Face à falta de aproveitamento por parte da recorrente no prazo de 25 anos, a Administração está vinculada a praticar o acto administrativo objecto de impugnação, cabendo ao Chefe do Executivo declarar a caducidade da concessão.
É de reafirmar que, ao praticar o acto impugnado, o Chefe do Executivo está a actuar no exercício dos poderes vinculados, sendo vinculado o acto praticado, pelo que não há de proceder à audiência prévia da recorrente.
De facto, não se vislumbra qual a utilidade e necessidade da audiência prévia à decisão de declaração da caducidade, que não ficaria em nada afectada pela audiência do concessionário.
E não há necessidade de falar nas excepções à regra de audiência prévia de interessados, previstas nos art.ºs 96.º e 97.º do CPA.
Improcede o recurso interposto pela recorrente.

4. Decisão
Face ao exposto, acordam em negar provimento ao recurso.
Custas pela recorrente, com taxa de justiça fixada em 5 UC.

Macau, 5 de Dezembro de 2018

   Juízes: Song Man Lei (Relatora) – Sam Hou Fai –
Viriato Manuel Pinheiro de Lima

O Magistrado do Ministério Público
presente na conferência: Joaquim Teixeira de Sousa

1 Cfr.
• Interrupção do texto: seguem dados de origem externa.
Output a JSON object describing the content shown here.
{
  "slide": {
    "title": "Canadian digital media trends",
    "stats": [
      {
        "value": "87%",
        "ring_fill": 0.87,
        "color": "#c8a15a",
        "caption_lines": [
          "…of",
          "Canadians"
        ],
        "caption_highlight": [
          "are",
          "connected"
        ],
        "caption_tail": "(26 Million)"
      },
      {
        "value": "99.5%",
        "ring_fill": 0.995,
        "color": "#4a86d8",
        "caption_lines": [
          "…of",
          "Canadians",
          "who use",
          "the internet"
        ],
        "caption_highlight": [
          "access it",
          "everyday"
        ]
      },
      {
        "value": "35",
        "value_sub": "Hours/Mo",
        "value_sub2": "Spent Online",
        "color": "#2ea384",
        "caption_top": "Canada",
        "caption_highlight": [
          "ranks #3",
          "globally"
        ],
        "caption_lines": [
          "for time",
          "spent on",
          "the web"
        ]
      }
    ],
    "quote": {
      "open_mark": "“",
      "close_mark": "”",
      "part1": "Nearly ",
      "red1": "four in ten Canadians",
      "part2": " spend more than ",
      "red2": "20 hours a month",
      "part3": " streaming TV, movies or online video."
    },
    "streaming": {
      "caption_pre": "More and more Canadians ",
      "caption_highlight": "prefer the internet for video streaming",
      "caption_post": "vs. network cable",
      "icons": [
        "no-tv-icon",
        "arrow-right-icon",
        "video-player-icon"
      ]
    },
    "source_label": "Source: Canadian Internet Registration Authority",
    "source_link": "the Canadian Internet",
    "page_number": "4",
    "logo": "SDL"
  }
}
Acórdãos do TUI, de 25 de Julho de 2012, Proc. n.o 48/2012; de 25 de Abril de 2012, Proc. n.o 11/2012; de 23 de Maio de 2018, Proc. n.o 7/2018 e de 6 de Junho de 2018, Proc. n.o 43/2018.
2 Viriato Lima e Álvaro Dantas, Código de Processo Administrativo Contencioso Anotado, Centro de Formação Jurídica e Judiciária, 2015, p. 310.
3 Cfr. Acórdãos do TUI, de 11 de Outubro de 2017, Proc. n.o 28/2017; de 23 de Maio de 2018, Proc. n.o 7/2018 e de 6 de Junho de 2018, Proc. n.o 43/2018.
4 Salvo, evidentemente, quando o prazo da concessão for inferior a 25 anos (de que não conhecemos nenhuma situação), caso em que pode ser prorrogado até perfazer o prazo de 25 anos, que é o prazo máximo da concessão por arrendamento, nos termos do n.º 1 do artigo 47.º.